Founded in the early sixties by the eponymous bookselling clan, it was a literary haven that catered equally to discerning intellectuals and generations of Valley Village first graders alike. Located inconspicuously between a gas station and a fast-food purveyor redolent of fried chicken grease, the shop possessed an accretive, stylistically eclectic architecture that frequently - but not always - held back the rain from a labyrinth of makeshift rooms, shelving, and décor. The interior was liberally peppered with prints and posters too high on the walls to inspect without use of the store's gigantic wooden library ladder, tables filled with volumes arrayed spine up, and seemingly random stacks of books that truly might contain anything deployed throughout. And there were always those loads of boxes mysteriously coming and going through the rear door from their giant parking lot that seemed to function mostly as a Volvo-littered staging ground. Most importantly, there was its proprietor - Davis Dutton - known to all simply as Dave. Dave possessed an impressive head of snow white hair, a friendly demeanor, and was as generally knowledgeable a man as I can recall meeting. What I immediately noticed upon getting to know Dave was that unlike the esteemed group of colleagues mentioned above, his expertise was always offered freely and graciously without an accompanying dose of prickliness.

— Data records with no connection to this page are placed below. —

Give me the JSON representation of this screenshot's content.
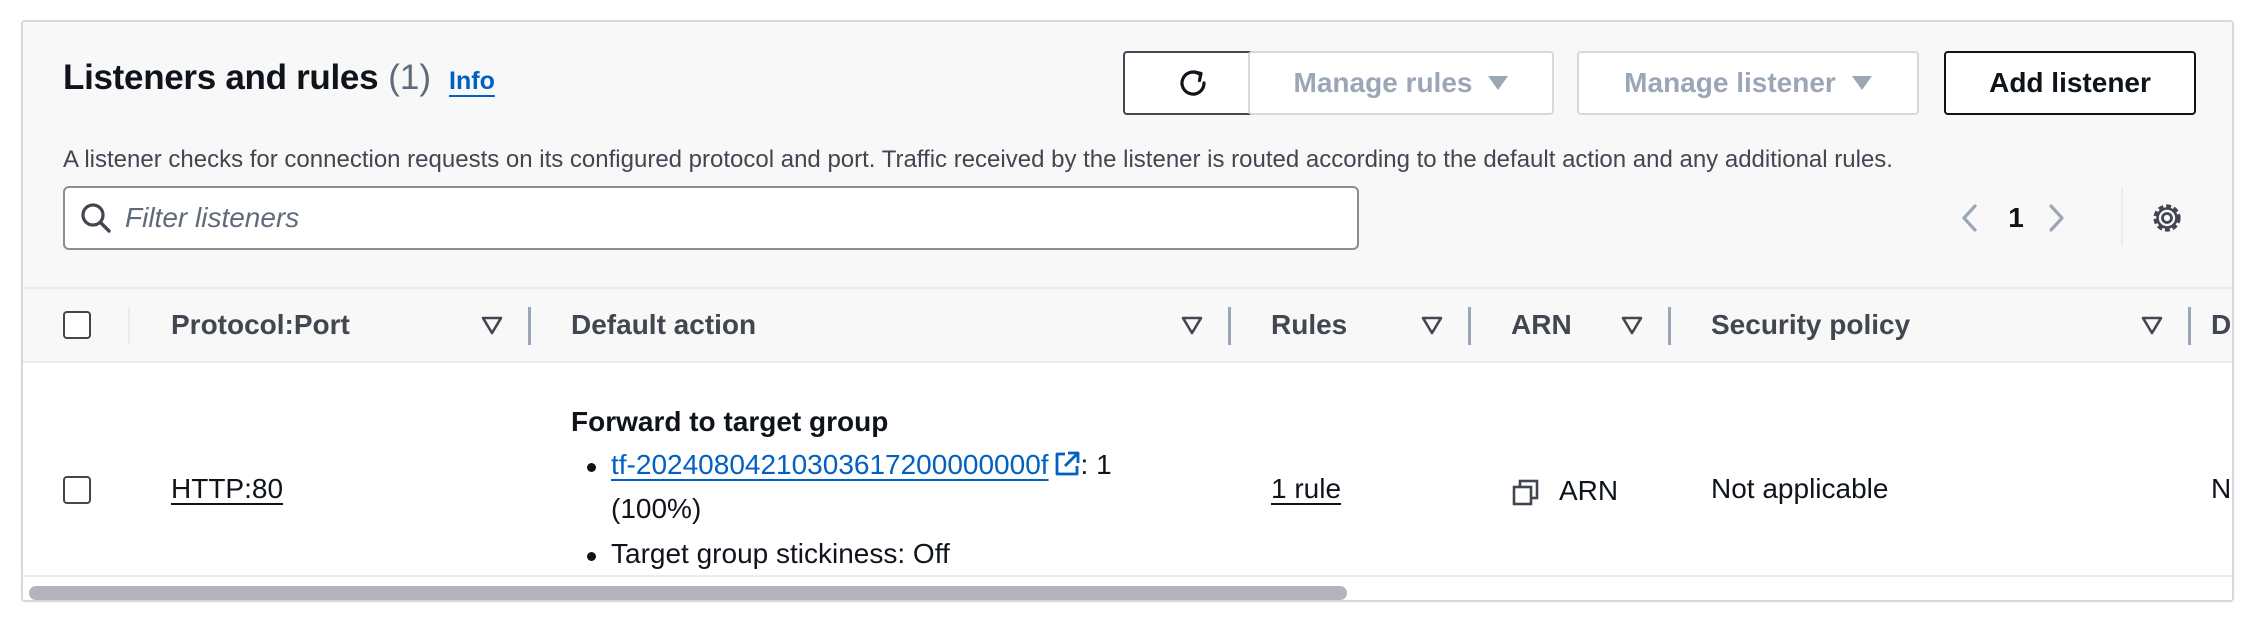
{
  "header": {
    "title": "Listeners and rules",
    "count": "(1)",
    "info_label": "Info",
    "description": "A listener checks for connection requests on its configured protocol and port. Traffic received by the listener is routed according to the default action and any additional rules."
  },
  "toolbar": {
    "refresh_icon": "refresh-icon",
    "manage_rules_label": "Manage rules",
    "manage_listener_label": "Manage listener",
    "add_listener_label": "Add listener"
  },
  "search": {
    "placeholder": "Filter listeners",
    "value": ""
  },
  "pagination": {
    "current_page": "1"
  },
  "table": {
    "columns": [
      {
        "label": "Protocol:Port"
      },
      {
        "label": "Default action"
      },
      {
        "label": "Rules"
      },
      {
        "label": "ARN"
      },
      {
        "label": "Security policy"
      },
      {
        "label": "De"
      }
    ],
    "rows": [
      {
        "protocol_port": "HTTP:80",
        "default_action": {
          "title": "Forward to target group",
          "target_group": "tf-20240804210303617200000000f",
          "weight_suffix": ": 1",
          "weight_percent": "(100%)",
          "stickiness": "Target group stickiness: Off"
        },
        "rules": "1 rule",
        "arn": "ARN",
        "security_policy": "Not applicable",
        "default_ssl_partial": "No"
      }
    ]
  },
  "colors": {
    "link": "#0061c2",
    "text": "#0f141a",
    "muted": "#5f6b7a",
    "disabled": "#9ba7b6",
    "header_bg": "#f8f8f9"
  }
}
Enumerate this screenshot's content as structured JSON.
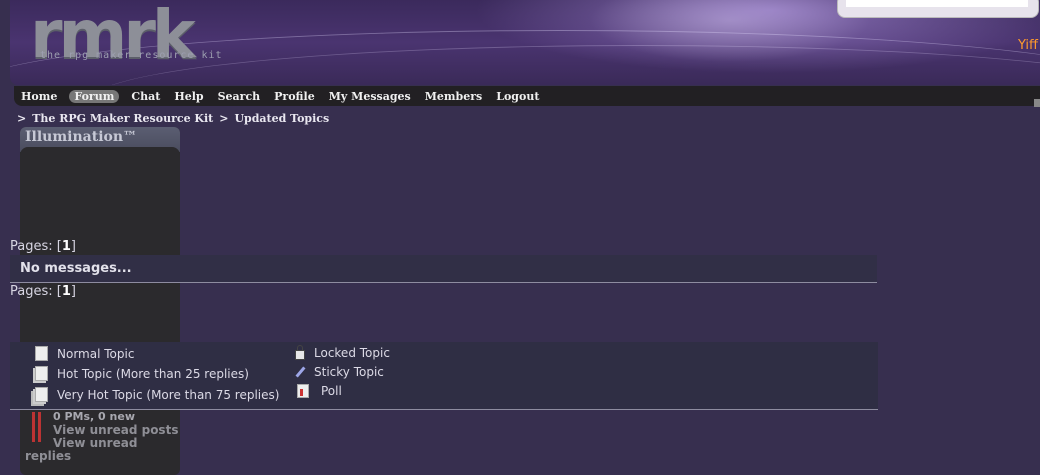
{
  "header": {
    "logo": "rmrk",
    "logo_subtitle": "the rpg maker resource kit",
    "user_text": "Yiff"
  },
  "nav": {
    "items": [
      {
        "label": "Home",
        "active": false
      },
      {
        "label": "Forum",
        "active": true
      },
      {
        "label": "Chat",
        "active": false
      },
      {
        "label": "Help",
        "active": false
      },
      {
        "label": "Search",
        "active": false
      },
      {
        "label": "Profile",
        "active": false
      },
      {
        "label": "My Messages",
        "active": false
      },
      {
        "label": "Members",
        "active": false
      },
      {
        "label": "Logout",
        "active": false
      }
    ]
  },
  "breadcrumb": {
    "items": [
      "The RPG Maker Resource Kit",
      "Updated Topics"
    ],
    "separator": ">"
  },
  "sidebox": {
    "title": "Illumination™",
    "pm_text": "0 PMs, 0 new",
    "link_unread_posts": "View unread posts",
    "link_unread_replies_1": "View unread",
    "link_unread_replies_2": "replies"
  },
  "pages": {
    "label": "Pages:",
    "current": "1"
  },
  "messages": {
    "empty_text": "No messages..."
  },
  "legend": {
    "normal": "Normal Topic",
    "hot": "Hot Topic (More than 25 replies)",
    "very_hot": "Very Hot Topic (More than 75 replies)",
    "locked": "Locked Topic",
    "sticky": "Sticky Topic",
    "poll": "Poll"
  },
  "colors": {
    "background": "#372f4f",
    "nav_background": "#222023",
    "user_text": "#ff9a2c"
  }
}
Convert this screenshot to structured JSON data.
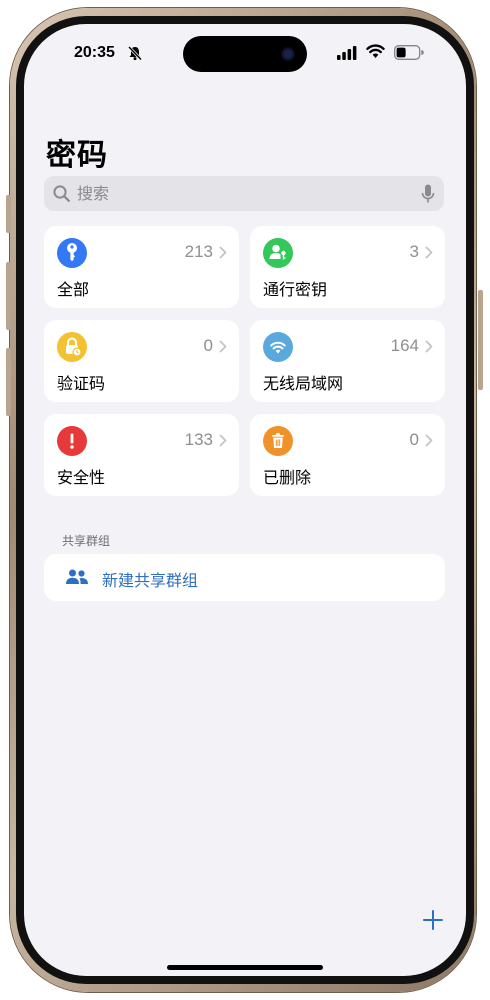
{
  "status_bar": {
    "time": "20:35"
  },
  "header": {
    "title": "密码"
  },
  "search": {
    "placeholder": "搜索"
  },
  "categories": [
    {
      "label": "全部",
      "count": "213",
      "icon": "key-icon",
      "color": "#3478f6"
    },
    {
      "label": "通行密钥",
      "count": "3",
      "icon": "person-key-icon",
      "color": "#34c759"
    },
    {
      "label": "验证码",
      "count": "0",
      "icon": "lock-clock-icon",
      "color": "#f2c233"
    },
    {
      "label": "无线局域网",
      "count": "164",
      "icon": "wifi-icon",
      "color": "#5aa9dc"
    },
    {
      "label": "安全性",
      "count": "133",
      "icon": "exclamation-icon",
      "color": "#e5393a"
    },
    {
      "label": "已删除",
      "count": "0",
      "icon": "trash-icon",
      "color": "#f0922a"
    }
  ],
  "shared_groups": {
    "header": "共享群组",
    "new_group_label": "新建共享群组"
  },
  "colors": {
    "accent": "#2f6fc1",
    "background": "#f2f2f7"
  }
}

Whether personally dealing with a mother frantic to pick up her kid’s assigned reading list on the last day before classes started, or a delusional book scout demanding way too much for the box of crappy paperbacks just deposited on one of the weathered wooden tables out back, Dave always conveyed a sense of good-natured calm. In twenty-some years of regularly visiting that wonderful store, while often frustrated, I cannot ever remember seeing him lose his cool. As the book trade inevitably changed, the Dutton’s chain expanded and contracted, and loyal customers begat children and grandchildren, that ingrained passion for literacy and friendly, impeccable customer service never wavered. Dave possessed the booksellers’ innate gift of always putting the book you never knew you needed in your hand while his wife Judy could usually be overheard from behind the door of the cramped – and when I write cramped, you cannot possibly imagine how gracious a description that is – office in the archaic ritual of calling in the shop’s daily order of new books to Ingram.
Dave pursued other professions in his early life, but ultimately returned to run Dutton’s with his gifted brother Doug. He energetically oversaw buying and selling for a fleet of shops and garages filled with books, artwork, plus god-knows-what, and an ever-rotating staff of characters. He always made time to chat when I visited, and on the occasions I would receive a call to modestly let me know he’d made a book buy that I “might want to take a look at”, I knew to drop everything and head over Laurel Canyon. In later years, Dave granted me access to the as-yet-unpriced material in the secretive, velvet-curtained closet chaotically shelved with treasures presumed to be too precious for the open shelves. This privilege came with the sly caveat that it could only occur when Judy wasn’t around, so she wouldn't take him to task the moment I walked out over his wisdom in allowing me to do this... Even towards the end of the Dutton’s reign when Dave had begun to slow down and his posture was at times as precarious as those stacks strewn about the place, he never lost his sense of humour or that child-like twinkle in his eye.
This week, Davis Martin Dutton passed away peacefully at home a month short of eighty years of age. On behalf of our own “Mom and Pop” shop, I would like to extend sincere condolences to Judy, Doug, sister Dory, and the extended Dutton family. In my thirty-plus years in this racket I have known many great booksellers and a number of gentlemen as well, but have encountered only a handful that combined both qualities as effortlessly as Dave. He is, and will be, missed.